Ele pegou o ancinho e revirou os restos. Estavam secos. Rachavam com o toque do ancinho, como uma pele de cobra descartada, escamosa e quebradiça ao toque. Uma pele vazia. O interior já havia desaparecido. A parte importante. Isso fora tudo o que sobrara dele, apenas pele quebradiça no fundo do barril de lixo.Tinha comido o resto. Pegou seu interior... e o lugar de seu pai.
Um som.
Deixou cair o ancinho e correu para a porta.
A Coisa-Pai estava vindo na direção da garagem. Os sapatos esmagavam o cascalho.

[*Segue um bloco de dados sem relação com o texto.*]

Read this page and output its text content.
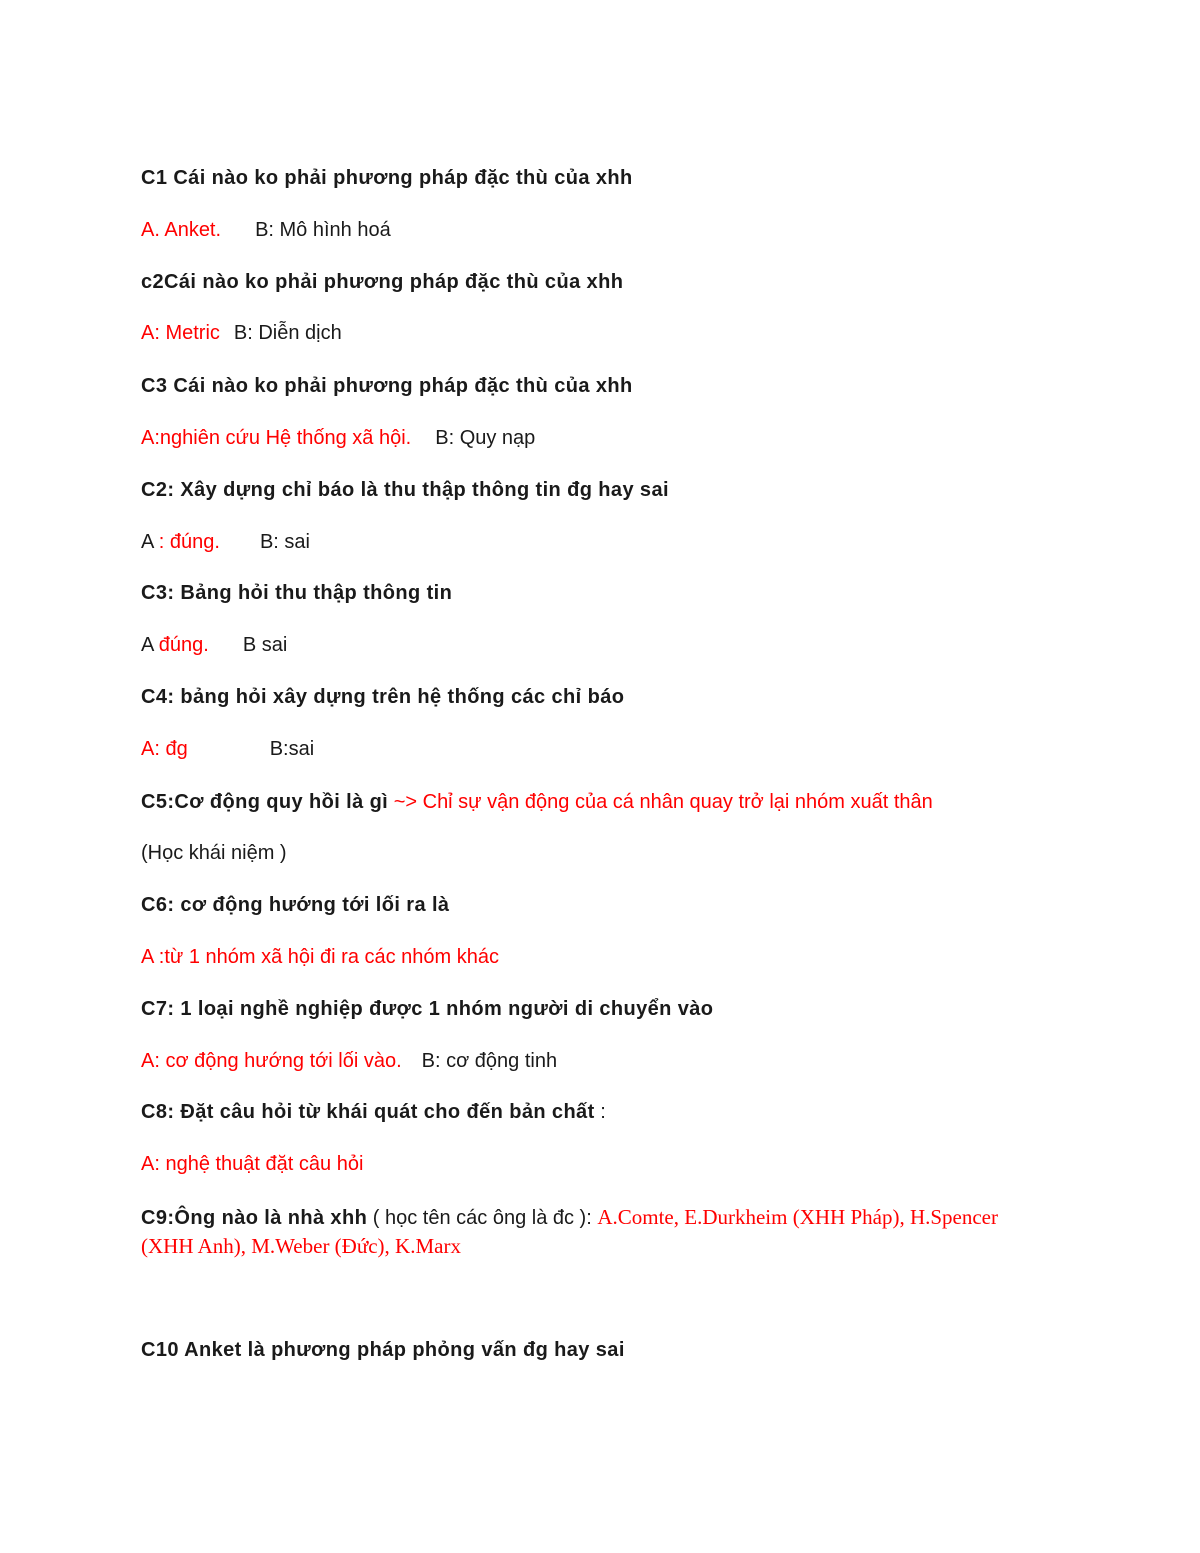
C1 Cái nào ko phải phương pháp đặc thù của xhh
A. Anket. B: Mô hình hoá
c2Cái nào ko phải phương pháp đặc thù của xhh
A: Metric B: Diễn dịch
C3 Cái nào ko phải phương pháp đặc thù của xhh
A:nghiên cứu Hệ thống xã hội. B: Quy nạp
C2: Xây dựng chỉ báo là thu thập thông tin đg hay sai
A : đúng. B: sai
C3: Bảng hỏi thu thập thông tin
A đúng. B sai
C4: bảng hỏi xây dựng trên hệ thống các chỉ báo
A: đg	B:sai
C5:Cơ động quy hồi là gì ~> Chỉ sự vận động của cá nhân quay trở lại nhóm xuất thân
(Học khái niệm )
C6: cơ động hướng tới lối ra là
A :từ 1 nhóm xã hội đi ra các nhóm khác
C7: 1 loại nghề nghiệp được 1 nhóm người di chuyển vào
A: cơ động hướng tới lối vào. B: cơ động tinh
C8: Đặt câu hỏi từ khái quát cho đến bản chất :
A: nghệ thuật đặt câu hỏi
C9:Ông nào là nhà xhh ( học tên các ông là đc ): A.Comte, E.Durkheim (XHH Pháp), H.Spencer (XHH Anh), M.Weber (Đức), K.Marx
C10 Anket là phương pháp phỏng vấn đg hay sai
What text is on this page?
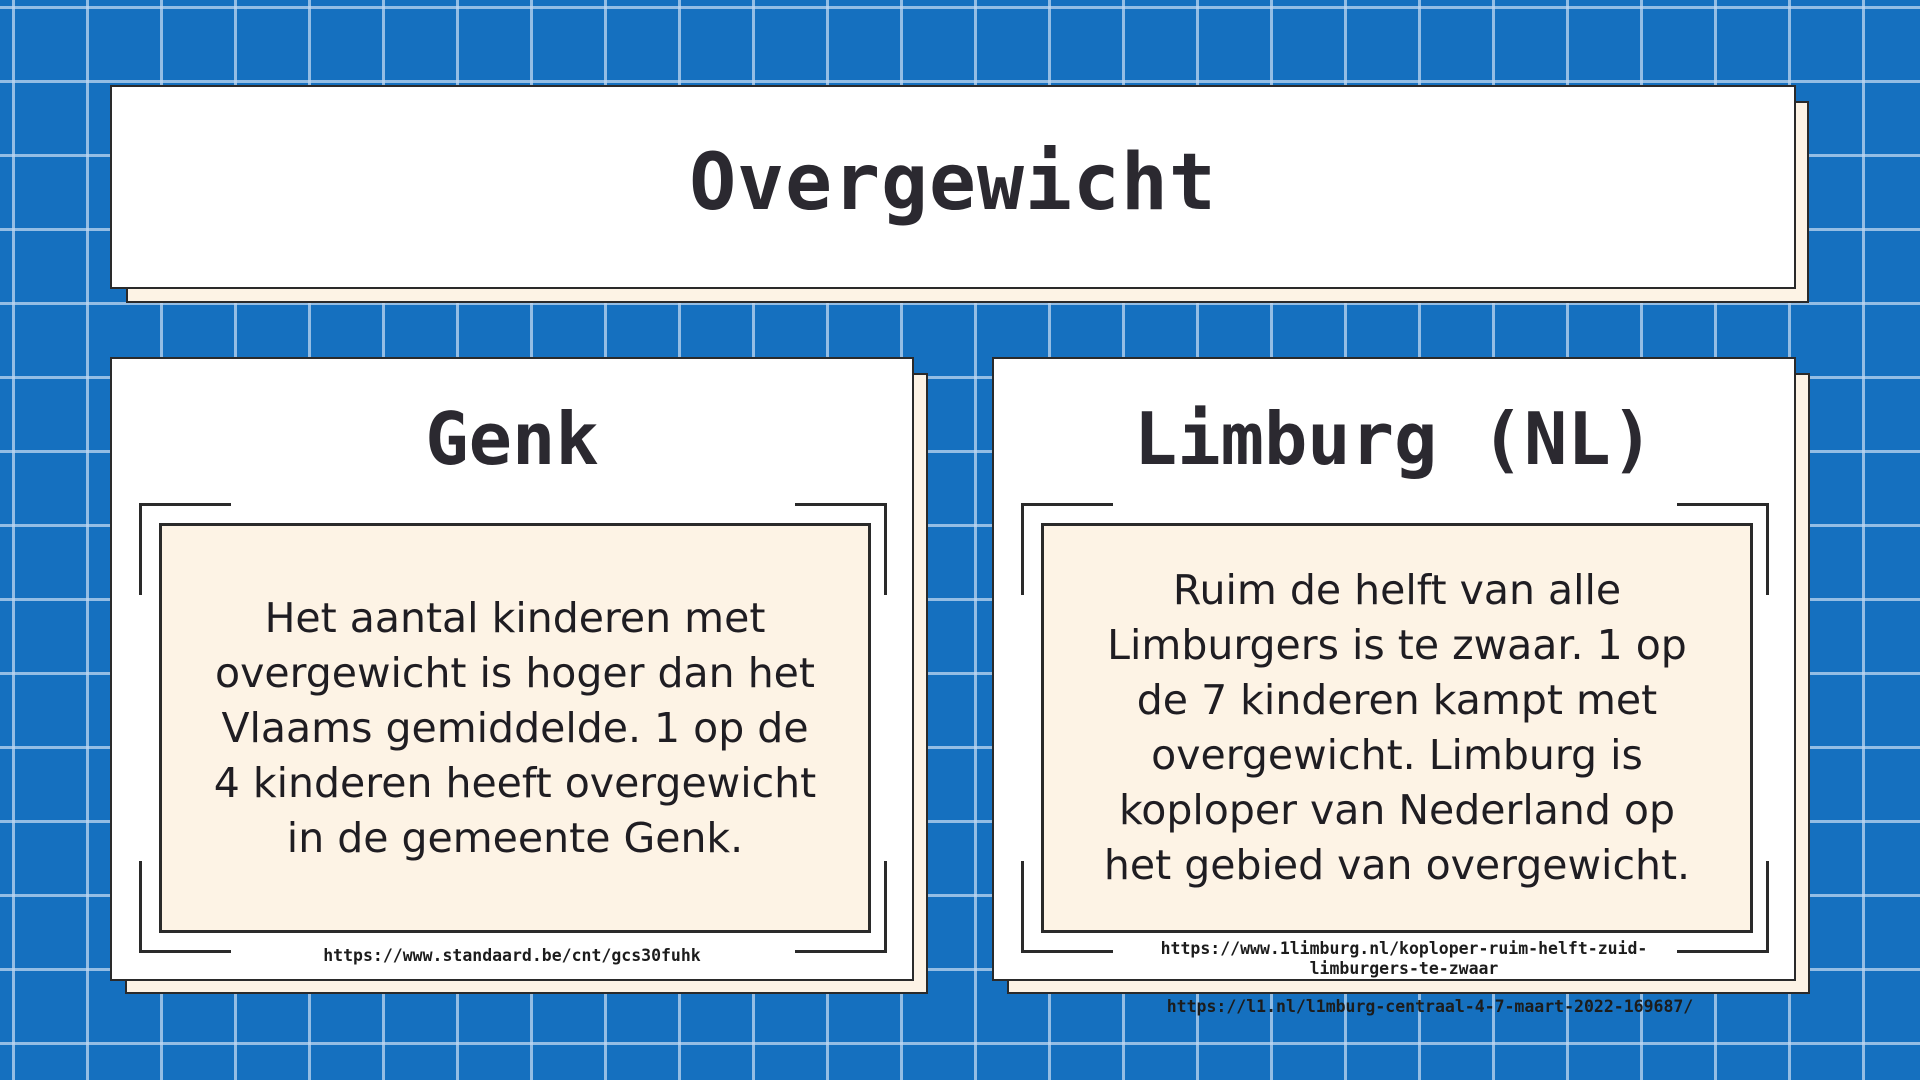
Overgewicht
Genk
Het aantal kinderen met overgewicht is hoger dan het Vlaams gemiddelde. 1 op de 4 kinderen heeft overgewicht in de gemeente Genk.
https://www.standaard.be/cnt/gcs30fuhk
Limburg (NL)
Ruim de helft van alle Limburgers is te zwaar. 1 op de 7 kinderen kampt met overgewicht. Limburg is koploper van Nederland op het gebied van overgewicht.
https://www.1limburg.nl/koploper-ruim-helft-zuid-limburgers-te-zwaar
https://l1.nl/l1mburg-centraal-4-7-maart-2022-169687/
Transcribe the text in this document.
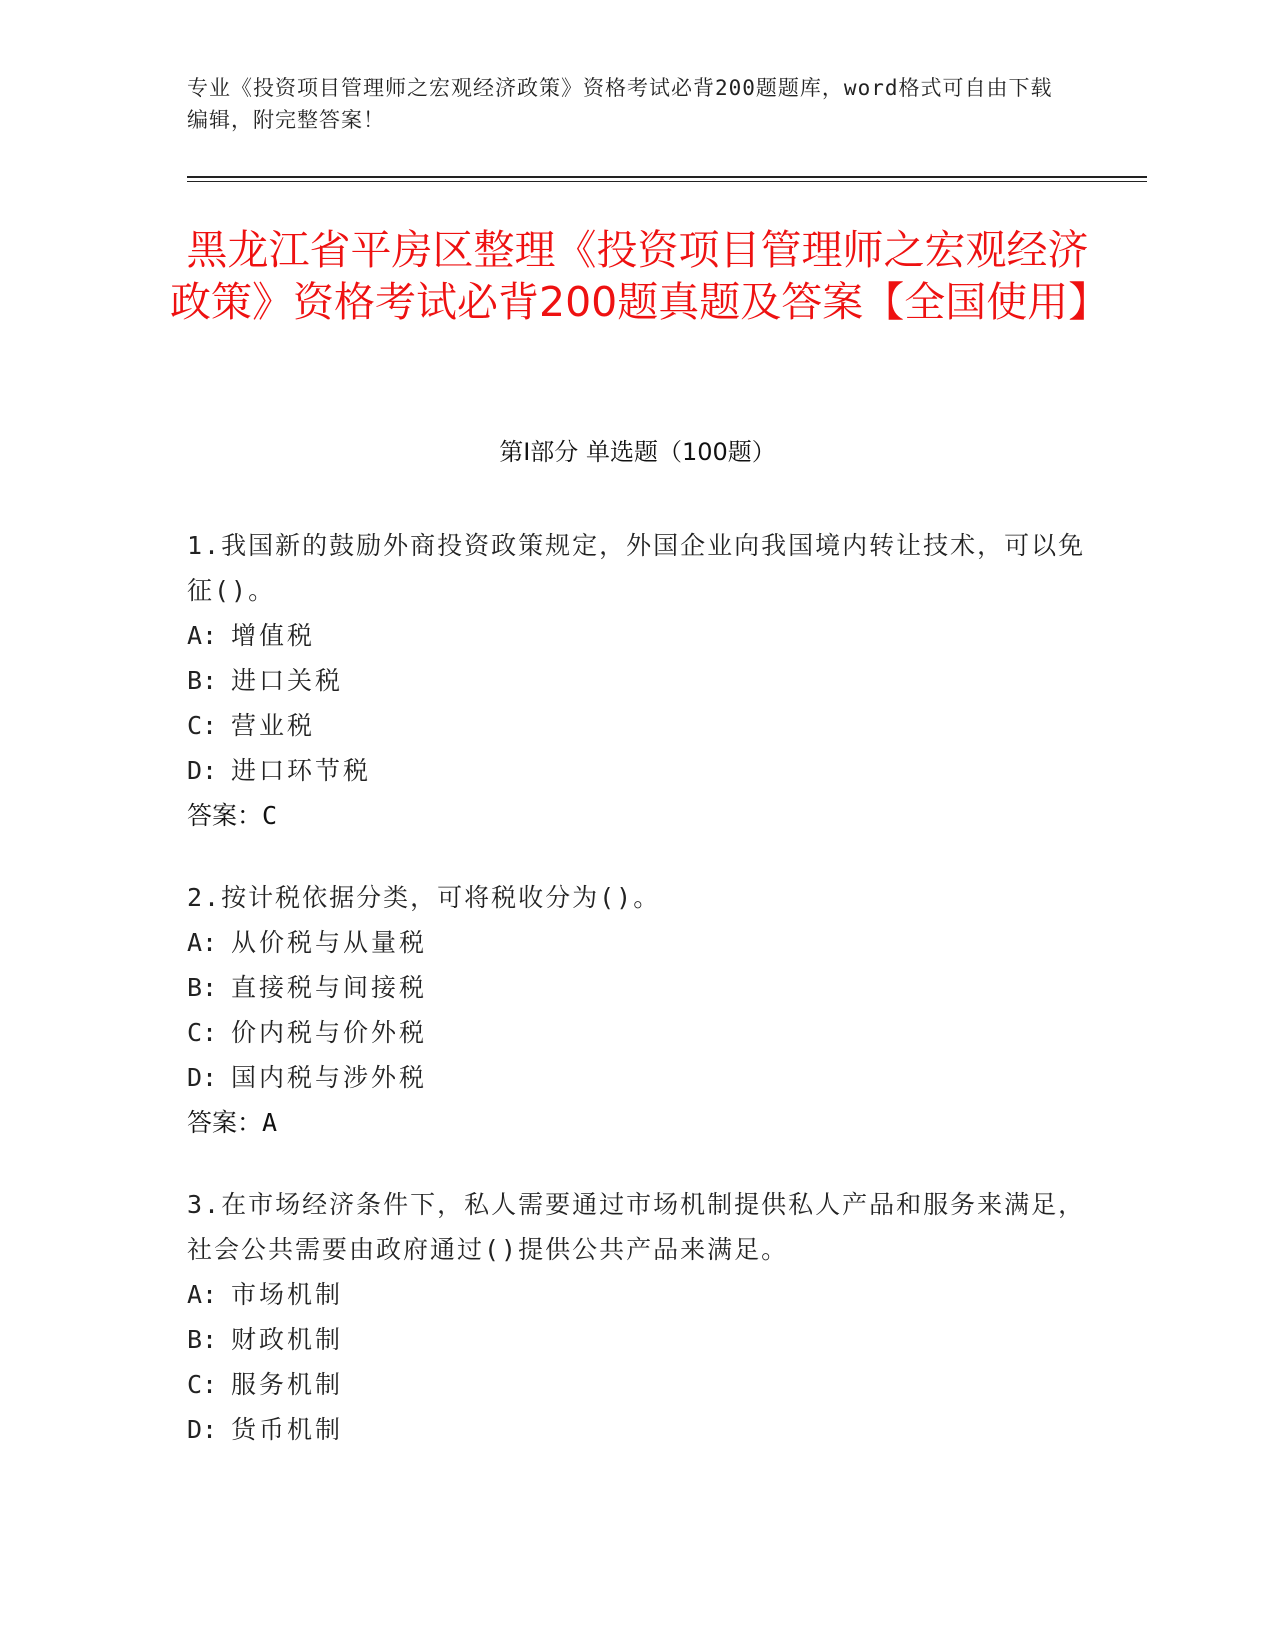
专业《投资项目管理师之宏观经济政策》资格考试必背200题题库，word格式可自由下载编辑，附完整答案！
黑龙江省平房区整理《投资项目管理师之宏观经济政策》资格考试必背200题真题及答案【全国使用】
第I部分 单选题（100题）

1.我国新的鼓励外商投资政策规定，外国企业向我国境内转让技术，可以免征()。

A: 增值税

B: 进口关税

C: 营业税

D: 进口环节税

答案：C

2.按计税依据分类，可将税收分为()。

A: 从价税与从量税

B: 直接税与间接税

C: 价内税与价外税

D: 国内税与涉外税

答案：A

3.在市场经济条件下，私人需要通过市场机制提供私人产品和服务来满足，社会公共需要由政府通过()提供公共产品来满足。

A: 市场机制

B: 财政机制

C: 服务机制

D: 货币机制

— Charles! — Chamou-se com raiva. -Você está ai? Espere até eu colocar minhas mãos em você, jovem!

A forma nervosa de sua mãe estava esboçada na entrada brilhante da casa.

— Ted, não o machuque! Ele está aborrecido por alguma coisa...

— Não vou machucá-lo — gritou o pai de volta. — Eu vou ter uma pequena conversa com ele. Ele precisa aprender boas maneiras. Deixando a mesa daquele jeito...

Charles saiu da garagem. A Coisa-Pai o viu e avançou rápido na direção dele.

— Venha aqui! — Gritou.

Charles correu. Conhecia o terreno como ninguém. Alcançou a cerca, subiu, saltou para o quintal dos Andersons, passou pelo varal, descendo pelo caminho do lado da casa e para a Rua Maple.
Ficou um tempo ouvindo agachado e sem respirar.
O pai não vinha mais atrás dele. Tinha voltado pra casa.
Respirou profundamente estremecido.
Tinha que continuar em movimento. Mais cedo ou mais tarde, ele o encontraria.
Olhou para a direita e para a esquerda, certificou-se de que não estava sendo observado, e então começou a correr.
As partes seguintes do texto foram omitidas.